O Tratado sublinha o respeito pelos direitos
fundamentais, especialmente os que são garantidos pela
Convenção Europeia dos Direitos do Homem (CEDH) adoptada em Roma
em 1950 pelos membros do Conselho da Europa. O preâmbulo do Tratado CE
refere-se aos direitos sociais fundamentais indicando a Carta Social Europeia,
de 1961 (Conselho da Europa) e a Carta Comunitária dos Direitos Sociais
Fundamentais dos Trabalhadores, de 1989.
Segundo o Tratado, a UE pode tomar as
medidas necessárias para combater a discriminação.
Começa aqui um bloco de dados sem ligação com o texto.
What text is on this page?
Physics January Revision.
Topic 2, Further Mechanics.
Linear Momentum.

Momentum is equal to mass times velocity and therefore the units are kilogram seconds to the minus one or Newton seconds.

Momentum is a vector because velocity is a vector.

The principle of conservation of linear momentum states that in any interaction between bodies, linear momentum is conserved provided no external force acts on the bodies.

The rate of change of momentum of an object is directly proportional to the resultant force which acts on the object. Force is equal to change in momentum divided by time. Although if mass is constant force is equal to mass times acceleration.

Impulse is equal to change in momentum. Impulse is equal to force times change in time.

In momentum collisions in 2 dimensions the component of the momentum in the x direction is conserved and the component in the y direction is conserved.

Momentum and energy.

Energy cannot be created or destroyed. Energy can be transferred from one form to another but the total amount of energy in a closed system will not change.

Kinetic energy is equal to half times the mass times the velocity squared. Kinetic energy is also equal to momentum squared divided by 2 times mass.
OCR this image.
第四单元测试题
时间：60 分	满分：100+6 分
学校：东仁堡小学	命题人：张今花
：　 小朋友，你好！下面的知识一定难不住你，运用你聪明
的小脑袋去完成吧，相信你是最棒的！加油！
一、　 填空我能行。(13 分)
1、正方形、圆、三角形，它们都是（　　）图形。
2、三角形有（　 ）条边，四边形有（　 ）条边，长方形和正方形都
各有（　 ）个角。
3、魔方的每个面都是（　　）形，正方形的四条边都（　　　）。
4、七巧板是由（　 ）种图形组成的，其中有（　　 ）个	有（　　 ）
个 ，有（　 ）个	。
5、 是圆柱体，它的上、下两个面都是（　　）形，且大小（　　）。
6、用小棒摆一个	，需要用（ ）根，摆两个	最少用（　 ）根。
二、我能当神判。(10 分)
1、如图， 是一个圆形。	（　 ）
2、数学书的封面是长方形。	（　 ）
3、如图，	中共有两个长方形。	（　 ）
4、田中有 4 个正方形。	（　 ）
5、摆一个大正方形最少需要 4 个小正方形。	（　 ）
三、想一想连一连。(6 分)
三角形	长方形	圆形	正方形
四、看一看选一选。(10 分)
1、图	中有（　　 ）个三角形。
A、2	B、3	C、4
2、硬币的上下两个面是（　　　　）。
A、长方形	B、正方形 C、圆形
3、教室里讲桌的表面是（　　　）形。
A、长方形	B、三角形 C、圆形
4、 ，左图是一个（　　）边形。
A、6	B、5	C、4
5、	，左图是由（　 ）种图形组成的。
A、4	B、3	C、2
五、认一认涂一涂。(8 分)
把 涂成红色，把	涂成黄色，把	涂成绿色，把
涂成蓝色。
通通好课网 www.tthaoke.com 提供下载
As
possíveis razões de intervenção são a
discriminação baseada no sexo, raça ou origem
étnica, religião, crença, deficiência, idade ou
orientação sexual. A este respeito, a UE pôs em
prática políticas destinadas a alcançar a igualdade de
oportunidades entre mulheres e homens.
O Tratado de Amsterdão atribuiu
formalmente competência ao Tribunal de Justiça das Comunidades
Europeias para garantir o respeito em matéria de direitos fundamentais e
liberdades por parte das instituições europeias.
O Conselho Europeu de Colónia, de
Junho de 1999, confirmou a importância dos direitos fundamentais,
sublinhando a necessidade do estabelecimento de uma Carta Europeia dos Direitos
Fundamentais.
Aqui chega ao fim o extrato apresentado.